Mise au point d’un échantillon d’eau venu de l’espace de prototypage de la cuve de la découpeuse laser (Omax) sur un milieu LB

Informations :

· Alan Kernanec

FabManagers espace Biologie/Chimie

· 27/05/24

Contexte :

Nous voulons voir si l’échantillon d’eau qui provient de l’espace prototypage contient des bactéries ou des colonies spécifiques.

Objectifs :

Nous avons fait des tests sur un milieu gélosé LB qui est composé de agar-agar, de LB et d’eau distillé.

Consommables :

· Agar-Agar

· LB

· Eau distillé

· Cristal violet

· Lugol

· Ethanol

· Fuchsine

· Javel

Matériel et Machines utilisés :

· Tube à essai

· Ense de platine

· P1000

· Pipette pasteur en verre

· Bécher

· Bec bunsen

· Agitateur magnétique

· Boîte de pétri

· Lame de microscope

· Pince

· Bac en verre

· Microscope

· Portoir

· Poubelle DASRI

· Balance de précision

Protocole :

1- Préparation du milieux LB de volume 200mL dans une bouteille en verre.

2- Mettre la bouteille dans l’autoclave.
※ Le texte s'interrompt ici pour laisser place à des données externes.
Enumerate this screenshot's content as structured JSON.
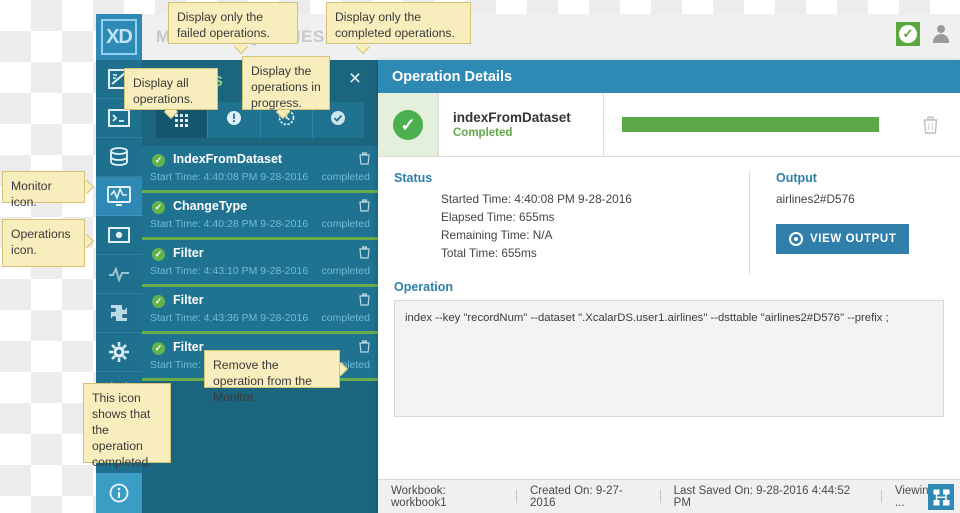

Pour la préparation de l’autoclave mettre un fond d’eau distillé au fond. Puis lancer le programme 20min à 121°C.

3- Allumer la PSM et procéder au nettoyage de la surface. Par la suite annoter les boîtes de pétri (2 boîtes séparé en 6 parties et 2 boîtes en ensemencement en strie standard). Penser à mettre la date et la nature du milieu et rajouter T pour témoins et E pour échantillon.

4- Par la suite, procéder au coulage des boîtes sous PSM et attendre qu’elles se solidifient.

5- Puis procéder à l’ensemencement des boîtes comme indiqué ci-dessous :

6- Puis mettre les boîtes retournés 24h à l’incubateur à 37°C.

7- Observation des boîtes

8- Lancer une coloration de Gram :

Procédure :

1. Fixation : Fixer les bactéries sur une lame de verre en les chauffant légèrement. Cela peut être fait en passant la lame au-dessus d'une flamme.

2. Coloration initiale : Appliquer le cristal violet sur les bactéries. Laisser agir pendant environ 1 minute.

3. Fixation du cristal violet : Ajouter le Lugol (solution d'iode) sur le cristal violet. Laisser agir pendant environ 1 minute. Cette étape fixe le cristal violet dans la paroi cellulaire.

4. Décoloration : Laver la lame à l'éthanol ou à l'alcool éthylique. Cela élimine le cristal violet des bactéries. La durée de décoloration doit être surveillée attentivement, car elle varie selon les types de bactéries.

5. Contre-coloration : Appliquer la fuchsine sur les bactéries. Laisser agir pendant 1 minutes. La fuchsine colore les bactéries qui ont perdu le cristal violet.

6. Lavage final : Rincer la lame à l'eau pour éliminer l'excès de colorant.

7. Observation : Observer les bactéries au microscope. Les bactéries qui conservent la coloration violette sont appelées "Gram-positives", tandis que celles qui prennent la coloration safranine sont appelées "Gram-négatives".

Résultats :

· Gram-positif : Bactéries avec une paroi cellulaire épaisse qui retient le cristal violet.

· Gram-négatif : Bactéries avec une paroi cellulaire plus mince qui ne retient pas le cristal violet et prend la coloration rose.

9- Et nous observation au microscope des Bacillus violet.